Department of Obstetrics and Gynecology, Chang Gung Memorial Hospital at Linkou and Chang Gung University College of Medicine, Taoyuan, Taiwan.
Department of General Surgery, Chang-Gung Memorial Hospital at Linkou, Taoyuan, Taiwan.
Am J Case Rep. 2024 Jul 30;25:e944843. doi: 10.12659/AJCR.944843.
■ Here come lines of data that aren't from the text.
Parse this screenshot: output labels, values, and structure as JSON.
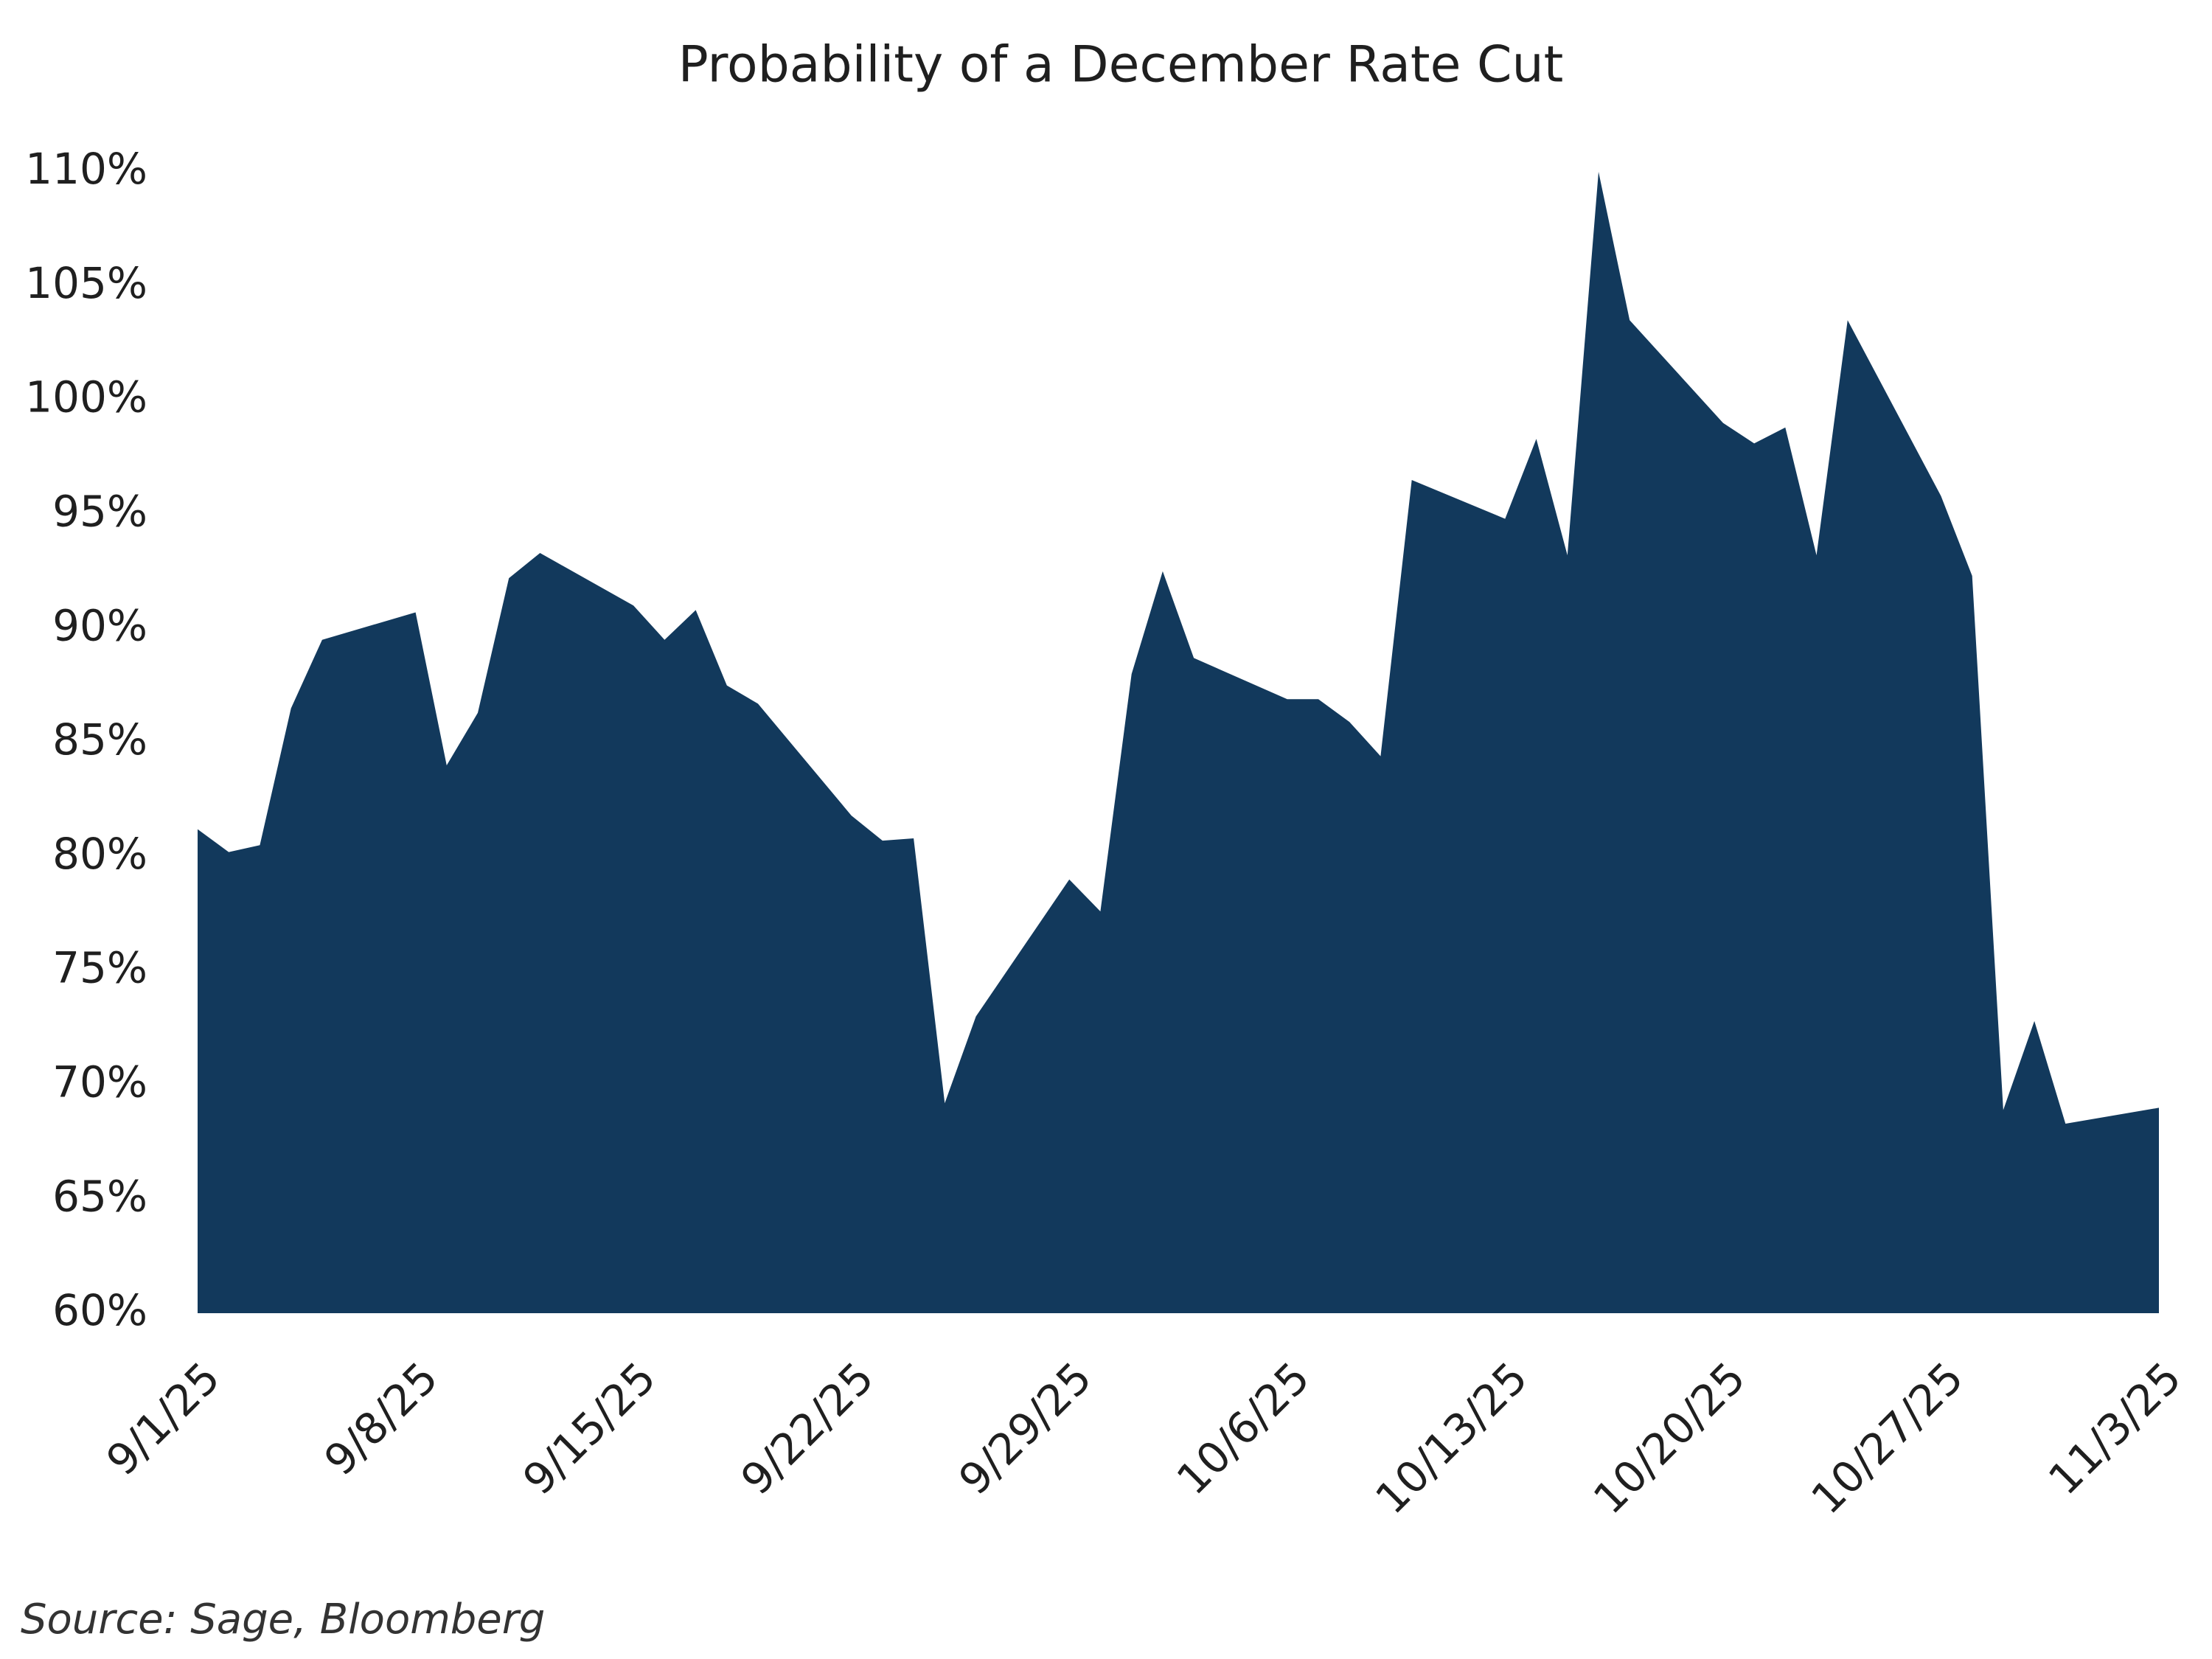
{
  "chart_data": {
    "type": "area",
    "title": "Probability of a December Rate Cut",
    "source": "Source: Sage, Bloomberg",
    "color": "#12395c",
    "x": [
      "9/1/25",
      "9/2/25",
      "9/3/25",
      "9/4/25",
      "9/5/25",
      "9/8/25",
      "9/9/25",
      "9/10/25",
      "9/11/25",
      "9/12/25",
      "9/15/25",
      "9/16/25",
      "9/17/25",
      "9/18/25",
      "9/19/25",
      "9/22/25",
      "9/23/25",
      "9/24/25",
      "9/25/25",
      "9/26/25",
      "9/29/25",
      "9/30/25",
      "10/1/25",
      "10/2/25",
      "10/3/25",
      "10/6/25",
      "10/7/25",
      "10/8/25",
      "10/9/25",
      "10/10/25",
      "10/13/25",
      "10/14/25",
      "10/15/25",
      "10/16/25",
      "10/17/25",
      "10/20/25",
      "10/21/25",
      "10/22/25",
      "10/23/25",
      "10/24/25",
      "10/27/25",
      "10/28/25",
      "10/29/25",
      "10/30/25",
      "10/31/25",
      "11/3/25"
    ],
    "values": [
      81.2,
      80.2,
      80.5,
      86.5,
      89.5,
      90.7,
      84.0,
      86.3,
      92.2,
      93.3,
      91.0,
      89.5,
      90.8,
      87.5,
      86.7,
      81.8,
      80.7,
      80.8,
      69.2,
      73.0,
      79.0,
      77.6,
      88.0,
      92.5,
      88.7,
      86.9,
      86.9,
      85.9,
      84.4,
      96.5,
      94.8,
      98.3,
      93.2,
      110.0,
      103.5,
      99.0,
      98.1,
      98.8,
      93.2,
      103.5,
      95.8,
      92.3,
      68.9,
      72.8,
      68.3,
      69.0
    ],
    "xlim": [
      "9/1/25",
      "11/3/25"
    ],
    "xticks": [
      "9/1/25",
      "9/8/25",
      "9/15/25",
      "9/22/25",
      "9/29/25",
      "10/6/25",
      "10/13/25",
      "10/20/25",
      "10/27/25",
      "11/3/25"
    ],
    "ylim": [
      60,
      110
    ],
    "yticks": [
      {
        "value": 60,
        "label": "60%"
      },
      {
        "value": 65,
        "label": "65%"
      },
      {
        "value": 70,
        "label": "70%"
      },
      {
        "value": 75,
        "label": "75%"
      },
      {
        "value": 80,
        "label": "80%"
      },
      {
        "value": 85,
        "label": "85%"
      },
      {
        "value": 90,
        "label": "90%"
      },
      {
        "value": 95,
        "label": "95%"
      },
      {
        "value": 100,
        "label": "100%"
      },
      {
        "value": 105,
        "label": "105%"
      },
      {
        "value": 110,
        "label": "110%"
      }
    ],
    "grid": false
  }
}
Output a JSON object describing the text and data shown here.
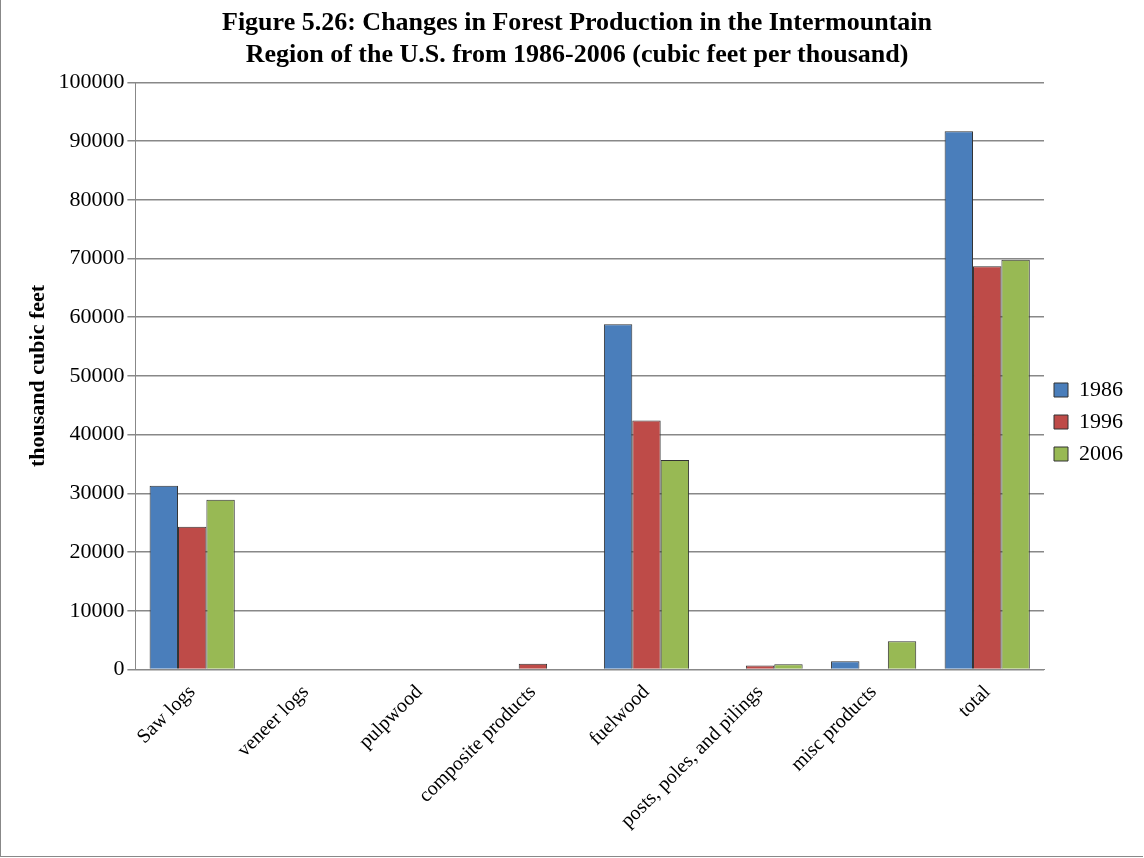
{
  "chart_data": {
    "type": "bar",
    "title": [
      "Figure 5.26: Changes in Forest Production in the Intermountain",
      "Region of the U.S. from 1986-2006 (cubic feet per thousand)"
    ],
    "ylabel": "thousand cubic feet",
    "categories": [
      "Saw logs",
      "veneer logs",
      "pulpwood",
      "composite products",
      "fuelwood",
      "posts, poles, and pilings",
      "misc products",
      "total"
    ],
    "series": [
      {
        "name": "1986",
        "color": "#4a7ebb",
        "values": [
          31300,
          null,
          null,
          0,
          58800,
          0,
          1400,
          91700
        ]
      },
      {
        "name": "1996",
        "color": "#be4b48",
        "values": [
          24300,
          null,
          0,
          1000,
          42400,
          700,
          null,
          68700
        ]
      },
      {
        "name": "2006",
        "color": "#98b954",
        "values": [
          28900,
          0,
          0,
          0,
          35700,
          900,
          4800,
          69800
        ]
      }
    ],
    "ylim": [
      0,
      100000
    ],
    "yticks": [
      0,
      10000,
      20000,
      30000,
      40000,
      50000,
      60000,
      70000,
      80000,
      90000,
      100000
    ],
    "grid": "y",
    "legend": "right"
  }
}
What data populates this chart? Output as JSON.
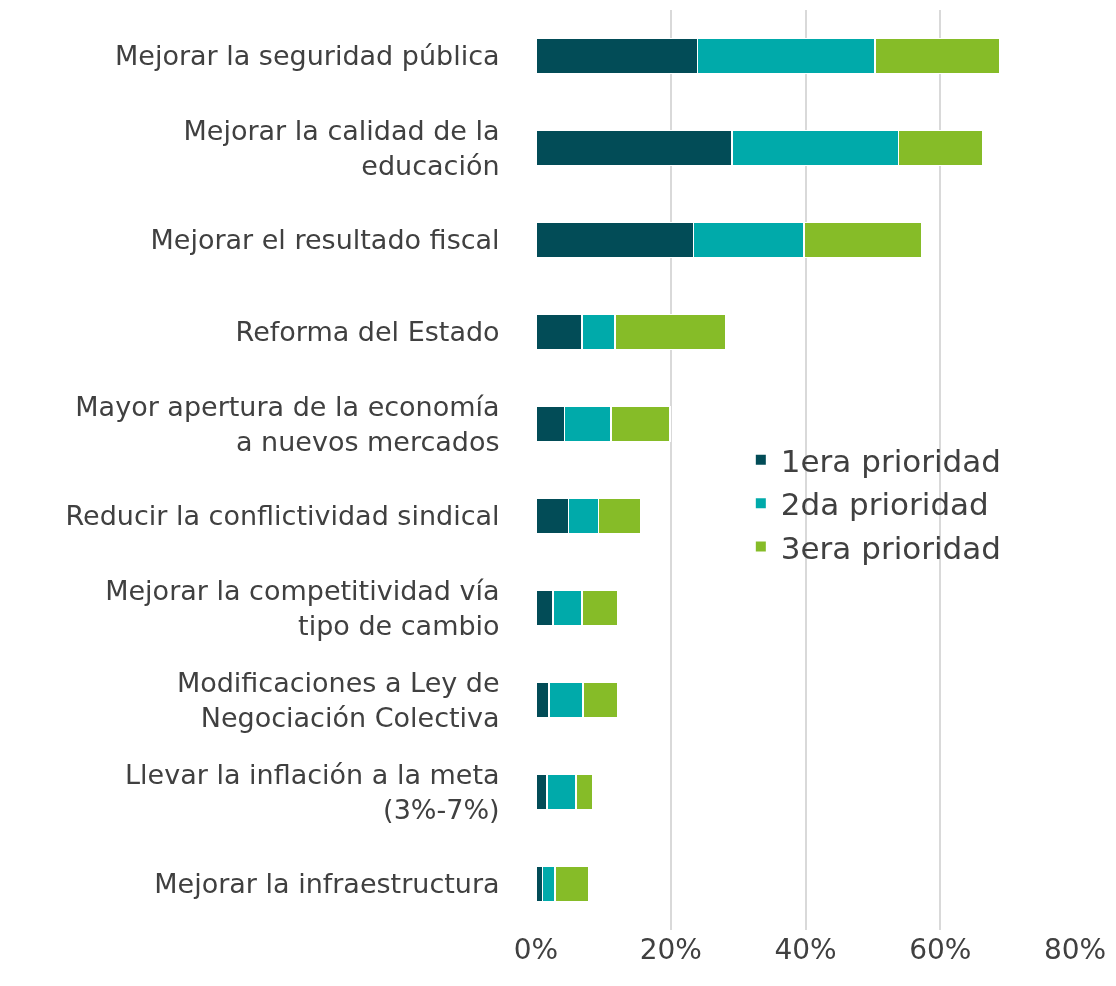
{
  "chart_data": {
    "type": "bar",
    "orientation": "horizontal",
    "stacked": true,
    "categories": [
      "Mejorar la seguridad pública",
      "Mejorar la calidad de la\neducación",
      "Mejorar el resultado fiscal",
      "Reforma del Estado",
      "Mayor apertura de la economía\na nuevos mercados",
      "Reducir la conflictividad sindical",
      "Mejorar la competitividad vía\ntipo de cambio",
      "Modificaciones a Ley de\nNegociación Colectiva",
      "Llevar la inflación a la meta\n(3%-7%)",
      "Mejorar la infraestructura"
    ],
    "series": [
      {
        "name": "1era prioridad",
        "color": "#024c57",
        "values": [
          24.0,
          29.1,
          23.4,
          6.8,
          4.2,
          4.8,
          2.5,
          1.9,
          1.6,
          1.0
        ]
      },
      {
        "name": "2da prioridad",
        "color": "#00aaaa",
        "values": [
          26.3,
          24.7,
          16.4,
          4.9,
          6.9,
          4.5,
          4.3,
          5.1,
          4.3,
          1.8
        ]
      },
      {
        "name": "3era prioridad",
        "color": "#86bc28",
        "values": [
          18.6,
          12.5,
          17.4,
          16.5,
          8.8,
          6.3,
          5.3,
          5.1,
          2.5,
          5.1
        ]
      }
    ],
    "xlim": [
      0,
      80
    ],
    "xticks": [
      {
        "value": 0,
        "label": "0%"
      },
      {
        "value": 20,
        "label": "20%"
      },
      {
        "value": 40,
        "label": "40%"
      },
      {
        "value": 60,
        "label": "60%"
      },
      {
        "value": 80,
        "label": "80%"
      }
    ],
    "grid": "x",
    "legend": "right"
  }
}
BACKGROUND Endoscopic inguinal hernia repair has become the preferred technique currently. The use of mesh to facilitate a tension-free reinforcement has become the standard of care during endoscopic totally extraperitoneal (TEP), laparoscopic transabdominal pre-peritoneal, and open inguinal hernia repair. Although uncommon, late-developing mesh infections, defined as those occurring in the surgical site months or years after the procedure, can lead to severe complications. To achieve the best possible outcome for the patient, prompt imaging and a multidisciplinary approach to management, including complete surgical removal of the contaminated mesh and proper antibiotic therapy, are crucial. CASE REPORT A 39-year-old woman presented with a 1-month history of intermittent fever, progressive lower abdominal pain and fullness, and purulent discharge from the abdominal wall. Her medical history was significant for an endoscopic right TEP inguinal hernia repair performed 3 years earlier, which involved the use of an anatomic mesh and titanium screws. Physical examination and ultrasound findings revealed a large preperitoneal abscess with cutaneous fistulization, secondary to a deep-seated mesh infection. Pseudomonas aeruginosa was identified as the causative pathogen. She underwent a 2-step surgical procedure, including an initial fistulectomy followed by endoscopic abscess drainage and surgical excision of the infected mesh, combined with antimicrobial therapy, resulting in an excellent clinical response and complete resolution. This strategy also allowed for an effective assessment of the abdominal wall integrity. CONCLUSIONS This case underscores the importance of considering late-developing mesh infections in patients presenting with abdominal symptoms who have previously undergone TEP hernia repair, even years after the initial surgery.
目前,内镜腹股沟疝修补术已成为首选技术。在进行内镜完全腹膜外(TEP)、腹腔镜经腹腹膜前和开放式腹股沟疝修补术时,使用网片来实现无张力加强已经成为护理标准。尽管罕见,但迟发性网片感染(定义为手术后数月或数年后在手术部位发生的感染)可能导致严重并发症。为了使患者获得最佳的治疗效果,及时进行影像学检查并采取多学科管理方法至关重要,包括彻底切除受污染的网片和适当的抗生素治疗。
一名 39 岁女性,因间歇性发热、下腹部疼痛和饱胀进行性加重以及腹壁脓性分泌物排出,就诊 1 个月。她的病史包括 3 年前进行的内镜右侧 TEP 腹股沟疝修补术,该手术涉及使用解剖网片和钛钉。体格检查和超声检查结果显示,存在大的腹膜前脓肿,并伴有皮肤瘘管形成,继发于深部网片感染。鉴定出病原体为铜绿假单胞菌。她接受了两步手术治疗,包括初次瘘管切除术,随后进行内镜脓肿引流和感染网片的手术切除,并联合抗菌治疗,取得了极好的临床疗效,完全缓解。这种策略还可以有效地评估腹壁完整性。
本病例强调了对于先前接受过 TEP 疝修补术的患者,即使在初次手术后多年,出现腹部症状时,应考虑迟发性网片感染的重要性。